Każdy zbombardowany „niechcący” szpital, każde zbombardowane wesele czy „precyzyjny” atak dronów, w którym giną cywile, w tym dzieci – to właśnie „produkowanie” ludzi, którymi kieruje pragnienie odwetu i którzy nie mają już nic do stracenia. Bez zerwania z logiką zemsty nie da się wyjść z błędnego koła przemocy – to przesłanie etyki chrześcijańskiej zbyt rzadko słychać dziś w katolickiej Polsce. I nie chodzi tu o to, aby wykluczyć wszelkie interwencje zbrojne w tzw.
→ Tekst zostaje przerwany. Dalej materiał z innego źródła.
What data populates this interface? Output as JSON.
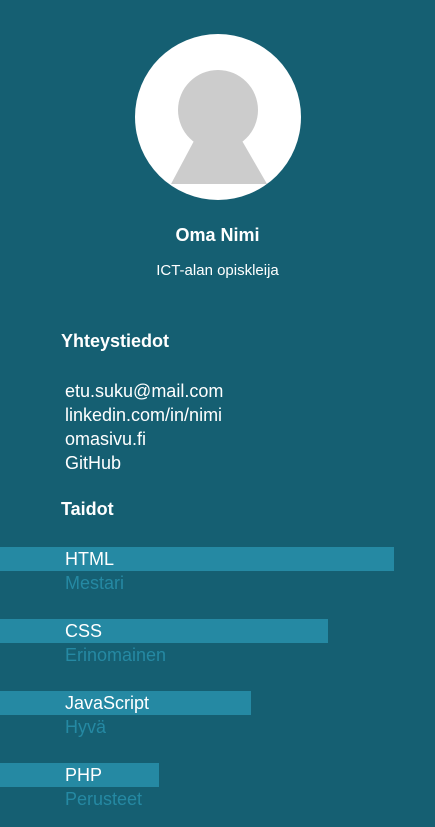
{
  "profile": {
    "name": "Oma Nimi",
    "role": "ICT-alan opiskleija"
  },
  "contact": {
    "title": "Yhteystiedot",
    "items": [
      "etu.suku@mail.com",
      "linkedin.com/in/nimi",
      "omasivu.fi",
      "GitHub"
    ]
  },
  "skills": {
    "title": "Taidot",
    "items": [
      {
        "name": "HTML",
        "level": "Mestari",
        "fill_percent": 90.5
      },
      {
        "name": "CSS",
        "level": "Erinomainen",
        "fill_percent": 75.4
      },
      {
        "name": "JavaScript",
        "level": "Hyvä",
        "fill_percent": 57.7
      },
      {
        "name": "PHP",
        "level": "Perusteet",
        "fill_percent": 36.6
      }
    ]
  },
  "colors": {
    "background": "#155f72",
    "bar": "#2589a3",
    "avatar_bg": "#ffffff",
    "avatar_silhouette": "#cccccc"
  }
}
Państwie Islamskim, ale o to, by nie zamienić europejskich praw i wartości na prawo zemsty.

Pisząc o mszczeniu bliskich, nie chcę też usprawiedliwiać terrorystów i terrorystek. To, że możemy czyjeś motywacje zrozumieć, nie oznacza jeszcze, że musimy je akceptować. Co więcej, wielu bojowników ISIS urodziło się i wychowało w Europie, w krajach, w których na żadne wesela i na żadne szpitale od lat nie spadają bomby. Co z nimi?

Zło jako skutek wykluczenia i niewiedzy

Przekonanie o tym, że zło wynika wyłącznie z niewiedzy, sięga jeszcze myśli starożytnej Grecji. Sokrates optymistycznie twierdził, że człowiek nie może czynić zła „z premedytacją”, może się jedynie mylić w kwestii tego, co jest dla niego dobre. Stosując tę sokratejską logikę, można by próbować spojrzeć na terrorystów jako na osoby będące, po prostu, „w błędzie”. Ktoś im powiedział, że zbawią świat, mordując przypadkowych ludzi, a faktycznie nikogo – a nawet siebie zgodnie z duchem własnej religii – nie zbawili. W myśl tego rozumowania człowiek w swoich działaniach zawsze ma na celu jakieś dobro, nawet jeśli innym ludziom może się ono wydawać złem. Wystarczy takiej osobie wytłumaczyć, czym jest prawdziwe dobro, a zejdzie z niesłusznej drogi.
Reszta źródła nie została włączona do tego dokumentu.